Podio inedito di Piastri, Verstappen e Hadjar, pioggia leggera, parecchie safety car. Con tanto di “grand slam” (detto anche grand chelem) per la McLaren, che a Woking non l’ha più portato a casa nessuno dai tempi di Hakkinen: un trittico di pole, tempo migliore in gara, vittoria, coronato anche dal dominio dal primo all’ultimo giro.
Il Formula 1 Heineken Dutch Gp, quello di casa Verstappen, è stato tutt’altro che banale. Fra Antonelli che tocca e rovina la gara di Leclerc e l’altro ritiro di Hamilton, l’Italia uscirebbe malissimo dal penultimo Grote Prijs, almeno per questa fase storica.
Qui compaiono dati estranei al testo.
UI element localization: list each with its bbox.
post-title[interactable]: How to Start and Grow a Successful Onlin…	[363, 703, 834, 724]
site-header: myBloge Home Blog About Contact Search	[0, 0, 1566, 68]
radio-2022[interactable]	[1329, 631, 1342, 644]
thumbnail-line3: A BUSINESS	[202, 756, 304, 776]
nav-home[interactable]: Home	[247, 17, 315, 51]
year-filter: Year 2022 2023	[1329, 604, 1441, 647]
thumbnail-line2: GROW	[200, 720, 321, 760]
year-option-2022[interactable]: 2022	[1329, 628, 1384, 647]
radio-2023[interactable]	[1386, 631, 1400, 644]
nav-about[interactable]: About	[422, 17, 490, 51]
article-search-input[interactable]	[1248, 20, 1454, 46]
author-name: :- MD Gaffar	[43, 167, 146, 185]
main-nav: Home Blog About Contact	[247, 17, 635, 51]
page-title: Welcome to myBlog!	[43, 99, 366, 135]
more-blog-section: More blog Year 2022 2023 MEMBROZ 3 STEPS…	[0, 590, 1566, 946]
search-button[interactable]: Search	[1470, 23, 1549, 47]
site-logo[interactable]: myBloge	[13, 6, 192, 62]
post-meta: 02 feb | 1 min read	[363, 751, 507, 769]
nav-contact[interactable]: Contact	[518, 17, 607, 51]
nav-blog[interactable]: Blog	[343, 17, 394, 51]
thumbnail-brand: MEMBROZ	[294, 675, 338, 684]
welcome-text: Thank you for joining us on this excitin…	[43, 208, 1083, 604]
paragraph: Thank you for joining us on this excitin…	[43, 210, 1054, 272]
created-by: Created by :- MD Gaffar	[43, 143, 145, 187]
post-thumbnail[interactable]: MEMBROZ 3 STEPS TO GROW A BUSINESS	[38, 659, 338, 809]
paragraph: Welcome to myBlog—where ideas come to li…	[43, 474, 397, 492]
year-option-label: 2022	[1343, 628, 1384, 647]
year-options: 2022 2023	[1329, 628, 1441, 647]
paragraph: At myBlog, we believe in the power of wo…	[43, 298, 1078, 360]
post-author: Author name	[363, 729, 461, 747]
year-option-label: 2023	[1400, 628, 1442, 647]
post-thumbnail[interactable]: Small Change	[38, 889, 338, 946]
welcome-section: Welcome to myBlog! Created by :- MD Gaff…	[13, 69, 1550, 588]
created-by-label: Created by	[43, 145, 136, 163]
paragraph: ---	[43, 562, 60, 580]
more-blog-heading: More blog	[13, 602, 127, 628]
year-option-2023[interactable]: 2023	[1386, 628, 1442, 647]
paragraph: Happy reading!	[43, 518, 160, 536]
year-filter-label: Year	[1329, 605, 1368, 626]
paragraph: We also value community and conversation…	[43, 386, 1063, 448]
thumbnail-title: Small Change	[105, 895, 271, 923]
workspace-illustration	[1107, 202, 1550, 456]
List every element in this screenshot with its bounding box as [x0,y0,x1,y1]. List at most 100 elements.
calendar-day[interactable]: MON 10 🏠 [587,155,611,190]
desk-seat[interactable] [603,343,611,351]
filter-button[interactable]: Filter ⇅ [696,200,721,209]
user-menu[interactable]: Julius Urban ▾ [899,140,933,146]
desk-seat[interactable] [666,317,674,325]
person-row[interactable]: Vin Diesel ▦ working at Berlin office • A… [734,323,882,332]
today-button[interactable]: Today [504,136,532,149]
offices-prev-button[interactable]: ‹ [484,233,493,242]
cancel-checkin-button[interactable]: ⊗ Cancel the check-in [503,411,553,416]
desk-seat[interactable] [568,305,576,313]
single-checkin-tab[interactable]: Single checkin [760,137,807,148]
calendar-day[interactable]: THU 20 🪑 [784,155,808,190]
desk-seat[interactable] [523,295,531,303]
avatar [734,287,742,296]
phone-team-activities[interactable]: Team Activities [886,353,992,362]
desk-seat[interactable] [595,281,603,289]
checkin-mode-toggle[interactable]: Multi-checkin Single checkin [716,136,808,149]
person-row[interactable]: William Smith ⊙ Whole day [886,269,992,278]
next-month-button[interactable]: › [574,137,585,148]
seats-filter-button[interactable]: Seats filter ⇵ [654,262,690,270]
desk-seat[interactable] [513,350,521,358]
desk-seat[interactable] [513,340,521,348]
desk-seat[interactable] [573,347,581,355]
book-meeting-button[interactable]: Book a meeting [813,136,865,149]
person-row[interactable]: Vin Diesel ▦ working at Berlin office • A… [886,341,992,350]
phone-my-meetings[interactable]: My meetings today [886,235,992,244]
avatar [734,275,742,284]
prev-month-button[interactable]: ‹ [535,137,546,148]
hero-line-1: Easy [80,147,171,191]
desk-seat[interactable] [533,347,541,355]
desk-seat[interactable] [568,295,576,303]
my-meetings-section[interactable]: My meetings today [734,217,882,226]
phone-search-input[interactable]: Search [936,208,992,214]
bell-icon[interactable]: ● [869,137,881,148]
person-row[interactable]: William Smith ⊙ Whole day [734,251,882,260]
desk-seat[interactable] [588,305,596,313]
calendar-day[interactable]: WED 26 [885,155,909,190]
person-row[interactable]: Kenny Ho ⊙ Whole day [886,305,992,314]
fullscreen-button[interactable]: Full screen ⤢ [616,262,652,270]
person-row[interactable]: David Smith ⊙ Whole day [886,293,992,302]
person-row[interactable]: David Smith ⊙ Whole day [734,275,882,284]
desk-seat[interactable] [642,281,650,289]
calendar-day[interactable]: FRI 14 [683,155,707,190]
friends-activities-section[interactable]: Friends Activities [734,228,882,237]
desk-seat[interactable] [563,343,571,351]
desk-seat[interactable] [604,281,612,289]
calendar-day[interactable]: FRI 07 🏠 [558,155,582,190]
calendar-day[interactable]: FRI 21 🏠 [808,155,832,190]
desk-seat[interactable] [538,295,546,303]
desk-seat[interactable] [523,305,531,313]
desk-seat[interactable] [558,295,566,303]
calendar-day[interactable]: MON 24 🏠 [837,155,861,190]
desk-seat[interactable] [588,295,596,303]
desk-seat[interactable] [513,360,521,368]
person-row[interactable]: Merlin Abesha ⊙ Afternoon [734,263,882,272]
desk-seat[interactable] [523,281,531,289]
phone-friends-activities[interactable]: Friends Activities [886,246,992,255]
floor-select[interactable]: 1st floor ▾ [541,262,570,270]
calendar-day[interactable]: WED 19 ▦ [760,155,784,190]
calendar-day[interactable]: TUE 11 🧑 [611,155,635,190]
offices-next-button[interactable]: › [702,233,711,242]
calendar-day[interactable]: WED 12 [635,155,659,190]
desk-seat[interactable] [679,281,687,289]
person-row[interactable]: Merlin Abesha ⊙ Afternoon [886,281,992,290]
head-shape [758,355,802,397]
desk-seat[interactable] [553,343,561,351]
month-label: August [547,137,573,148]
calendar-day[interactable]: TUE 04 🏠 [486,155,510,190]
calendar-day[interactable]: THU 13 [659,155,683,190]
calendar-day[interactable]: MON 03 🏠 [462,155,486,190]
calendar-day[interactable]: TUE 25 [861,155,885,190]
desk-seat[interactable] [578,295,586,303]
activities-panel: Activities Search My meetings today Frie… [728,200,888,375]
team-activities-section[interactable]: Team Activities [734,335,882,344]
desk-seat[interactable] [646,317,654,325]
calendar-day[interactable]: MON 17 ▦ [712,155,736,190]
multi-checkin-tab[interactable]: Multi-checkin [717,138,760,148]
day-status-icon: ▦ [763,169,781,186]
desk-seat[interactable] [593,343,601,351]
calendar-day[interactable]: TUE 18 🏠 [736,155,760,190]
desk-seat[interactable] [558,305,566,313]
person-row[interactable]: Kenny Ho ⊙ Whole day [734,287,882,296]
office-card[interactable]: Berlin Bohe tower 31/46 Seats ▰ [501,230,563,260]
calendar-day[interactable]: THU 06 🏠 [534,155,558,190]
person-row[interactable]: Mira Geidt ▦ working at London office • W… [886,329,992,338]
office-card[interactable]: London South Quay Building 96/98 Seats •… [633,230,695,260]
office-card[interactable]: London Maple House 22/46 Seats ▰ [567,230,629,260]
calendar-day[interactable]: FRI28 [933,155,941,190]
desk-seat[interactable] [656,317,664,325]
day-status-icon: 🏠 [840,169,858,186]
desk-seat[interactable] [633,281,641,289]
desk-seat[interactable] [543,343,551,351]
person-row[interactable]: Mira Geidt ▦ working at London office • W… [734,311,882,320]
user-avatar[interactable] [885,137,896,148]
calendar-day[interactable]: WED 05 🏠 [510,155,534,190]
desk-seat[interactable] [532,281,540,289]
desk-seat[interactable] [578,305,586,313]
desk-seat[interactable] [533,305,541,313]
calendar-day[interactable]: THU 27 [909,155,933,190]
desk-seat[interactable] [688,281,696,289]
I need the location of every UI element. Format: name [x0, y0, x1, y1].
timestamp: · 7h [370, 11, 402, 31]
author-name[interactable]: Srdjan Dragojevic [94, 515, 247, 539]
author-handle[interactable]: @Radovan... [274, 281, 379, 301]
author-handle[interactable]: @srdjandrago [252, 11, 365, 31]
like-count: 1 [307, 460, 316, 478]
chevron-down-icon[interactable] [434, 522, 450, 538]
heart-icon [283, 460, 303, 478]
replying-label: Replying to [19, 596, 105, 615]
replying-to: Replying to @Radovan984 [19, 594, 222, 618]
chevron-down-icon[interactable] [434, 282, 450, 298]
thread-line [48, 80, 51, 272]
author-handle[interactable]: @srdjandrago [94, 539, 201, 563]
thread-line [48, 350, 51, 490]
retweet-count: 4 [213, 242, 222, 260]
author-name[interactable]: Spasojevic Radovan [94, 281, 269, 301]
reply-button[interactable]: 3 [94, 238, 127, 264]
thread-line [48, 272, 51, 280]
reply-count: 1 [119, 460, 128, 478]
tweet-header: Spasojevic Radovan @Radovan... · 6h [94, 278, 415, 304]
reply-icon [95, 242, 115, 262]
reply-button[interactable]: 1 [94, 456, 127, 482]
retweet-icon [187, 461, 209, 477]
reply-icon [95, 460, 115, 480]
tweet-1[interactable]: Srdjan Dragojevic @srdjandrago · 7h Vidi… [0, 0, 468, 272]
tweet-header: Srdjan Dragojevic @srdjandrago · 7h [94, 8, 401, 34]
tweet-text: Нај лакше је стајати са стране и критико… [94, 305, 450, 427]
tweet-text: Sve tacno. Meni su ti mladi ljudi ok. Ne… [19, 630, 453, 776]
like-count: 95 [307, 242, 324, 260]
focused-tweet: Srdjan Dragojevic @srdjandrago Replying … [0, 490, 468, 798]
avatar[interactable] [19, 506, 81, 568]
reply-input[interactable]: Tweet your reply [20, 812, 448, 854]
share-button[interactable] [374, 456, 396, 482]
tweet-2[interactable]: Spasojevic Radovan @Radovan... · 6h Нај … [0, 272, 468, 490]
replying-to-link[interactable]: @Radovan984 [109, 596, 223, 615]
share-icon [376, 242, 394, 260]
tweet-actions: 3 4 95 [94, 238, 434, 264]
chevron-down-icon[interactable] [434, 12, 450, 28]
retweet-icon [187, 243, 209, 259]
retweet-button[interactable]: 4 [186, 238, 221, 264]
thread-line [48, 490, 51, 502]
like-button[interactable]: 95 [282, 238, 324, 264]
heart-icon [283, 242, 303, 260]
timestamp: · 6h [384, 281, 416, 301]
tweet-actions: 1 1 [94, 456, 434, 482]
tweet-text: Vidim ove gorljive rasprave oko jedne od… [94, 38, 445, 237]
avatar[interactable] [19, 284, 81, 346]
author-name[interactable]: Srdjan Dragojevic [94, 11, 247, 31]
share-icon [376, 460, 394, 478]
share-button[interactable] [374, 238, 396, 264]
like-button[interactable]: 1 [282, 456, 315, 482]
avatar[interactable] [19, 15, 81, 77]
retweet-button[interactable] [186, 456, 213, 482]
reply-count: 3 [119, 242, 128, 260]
Per fortuna, si festeggia almeno a Faenza: anche se per merito di tanti imprevisti altrui, è il primo podio in carriera per il debuttante apparso più concreto nel corso della stagione, il francese Isack Hadjar al volante della Racing Bulls Vcarb 02. Con il risultato di oggi è il quinto più giovane ad arrivare nei primi tre in questo sport: meglio di lui solo Verstappen, Antonelli, Stroll e Norris. Eppure a Melbourne, al debutto, aveva iniziato con le lacrime, alimentando le discussioni sui tanti rookie inseriti in griglia.
Il weekend olandese non è stato soltanto quello di un evento iconico: il Gp d’Olanda, quindicesima tappa su ventiquattro del campionato 2025, ha portato con sé anche tensioni e discorsi che animano il paddock. Pesa l’assenza di Horner, mentre la pausa estiva non ha portato novità di rilievo nelle prestazioni Ferrari: Leclerc peraltro si è qualificato sesto come nel 2024. Intristisce il contratto della pista olandese in scadenza a fine 2026 e, causa un Verstappen eventualmente non più dominatore in futuro, potrebbe farlo tornare nell’archivio delle piste ‘belle’ ma economicamente insostenibili: di rinnovo, infatti, per ora non se ne parla.